Per dirla col vice presidente Mike Pence, quello di oggi sarà il primo «referendum su Trump», e il presidente è convinto di vincerlo. In Kentucky e Mississippi il voto dirà se la strategia democratica sull’impeachment abbia creato una crepa nelle certezze del granitico elettorato conservatore della “rust belt”, ma il voto chiave potrebbe essere quello in Virginia. Durante la campagna elettorale, infatti, i temi che più hanno animato il dibattito sono stati il controllo delle armi e l’aborto, i più attuali e divisivi del Paese.
Il 31 maggio lo stato ha vissuto lo shock della strage di massa a Virginia Beach, dove un uomo uccise 12 persone in un edificio pubblico, prima di essere abbattuto dalla polizia.
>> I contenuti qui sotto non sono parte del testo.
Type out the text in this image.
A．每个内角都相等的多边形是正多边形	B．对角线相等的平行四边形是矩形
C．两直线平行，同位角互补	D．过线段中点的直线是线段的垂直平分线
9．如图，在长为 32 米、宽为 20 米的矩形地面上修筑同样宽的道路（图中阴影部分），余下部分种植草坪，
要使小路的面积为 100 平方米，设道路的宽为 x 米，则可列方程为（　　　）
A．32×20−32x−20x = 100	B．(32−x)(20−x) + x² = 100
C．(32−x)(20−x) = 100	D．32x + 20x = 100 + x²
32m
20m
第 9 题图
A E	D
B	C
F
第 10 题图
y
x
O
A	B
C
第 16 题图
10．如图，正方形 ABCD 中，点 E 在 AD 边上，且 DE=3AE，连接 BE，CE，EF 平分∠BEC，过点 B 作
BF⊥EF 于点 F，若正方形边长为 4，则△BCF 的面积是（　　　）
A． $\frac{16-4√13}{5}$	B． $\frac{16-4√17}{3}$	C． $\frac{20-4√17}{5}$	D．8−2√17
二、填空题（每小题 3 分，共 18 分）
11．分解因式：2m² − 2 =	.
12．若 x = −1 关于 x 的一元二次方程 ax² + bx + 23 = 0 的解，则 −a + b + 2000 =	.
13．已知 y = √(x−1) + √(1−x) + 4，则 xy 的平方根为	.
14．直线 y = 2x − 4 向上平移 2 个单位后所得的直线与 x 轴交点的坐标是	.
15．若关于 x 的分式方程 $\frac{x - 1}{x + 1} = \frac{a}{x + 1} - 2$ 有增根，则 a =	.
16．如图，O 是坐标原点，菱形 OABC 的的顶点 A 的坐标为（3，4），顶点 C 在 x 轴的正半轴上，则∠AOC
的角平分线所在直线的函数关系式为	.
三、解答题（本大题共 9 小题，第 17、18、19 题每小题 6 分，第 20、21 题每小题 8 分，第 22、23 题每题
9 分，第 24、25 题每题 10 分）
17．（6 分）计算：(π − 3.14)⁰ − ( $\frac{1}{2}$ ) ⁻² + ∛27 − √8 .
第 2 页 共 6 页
Il governatore democratico Ralph Northam convocò un’assemblea straordinaria per discutere nuove misure sul controllo delle armi, ma i repubblicani, che avevano la maggioranza dell’aula, chiusero la sessione in novanta minuti, bloccando qualsiasi iniziativa. Se i democratici dovessero conquistare la maggioranza, si unirebbero al governatore per avviare un bando sulle armi, prima volta nella storia.
C’è poi il tema dell’aborto: mentre in molti stati, dalla Louisiana all’Alabama, si sono approvate leggi che hanno messo al bando l’interruzione di gravidanza, anche, come in Alabama, in caso di stupro e incesto, legge poi impugnata da un giudice federale, in Virginia si va verso la direzione contraria. I democratici hanno proposto una serie di misure per facilitare il ricorso all’aborto. Quanto il test in Virginia sia importante a livello nazionale, non solo per la prossimità con Washington, lo dimostra la presenza dei big nazionali: domenica è andato a fare un comizio il candidato presidenziale dem Joe Biden, mentre dall’ex presidente Obama è giunto l’endorsement a 17 candidati dem.
Sabato era toccato a Pence. Vincere in Virginia, per il Gop sarebbe un segnale forte: qui, alle presidenziali del 2016, Hillary Clinton aveva battuto Trump. Nel 2017 i repubblicani hanno perso 15 seggi alla Camera statale, nelle elezioni di mid- term del 2018 hanno perso tre seggi al Congresso. I democratici sperano nella terza vittoria, quando tutti i 140 seggi di Camera e Senato statali saranno in gioco. La raccolta delle donazioni, da sempre indicatore della popolarità di un partito, ha visto i democratici raccogliere negli ultimi due anni 34 milioni di dollari, contro i 26 dei repubblicani.
Se venisse indirettamente sconfitto, sarebbe un’altra tegola per Donald Trump, che proprio ieri ha perso anche un nuovo round della battaglia legale contro i magistrati di Manhattan che cercano di ottenere le sue dichiarazioni dei redditi. Un tribunale di appello federale ha stabilito che i documenti dovranno essere consegnati a un grand jury di Manhattan, al quale spetterà eventualmente stabilire se ci sono elementi per un rinvio a giudizio. Tutti e tre i giudici del tribunale di appello hanno respinto le argomentazioni dei legali di Trump, che reclamavano l’immunità per il presidente Usa durante il suo mandato.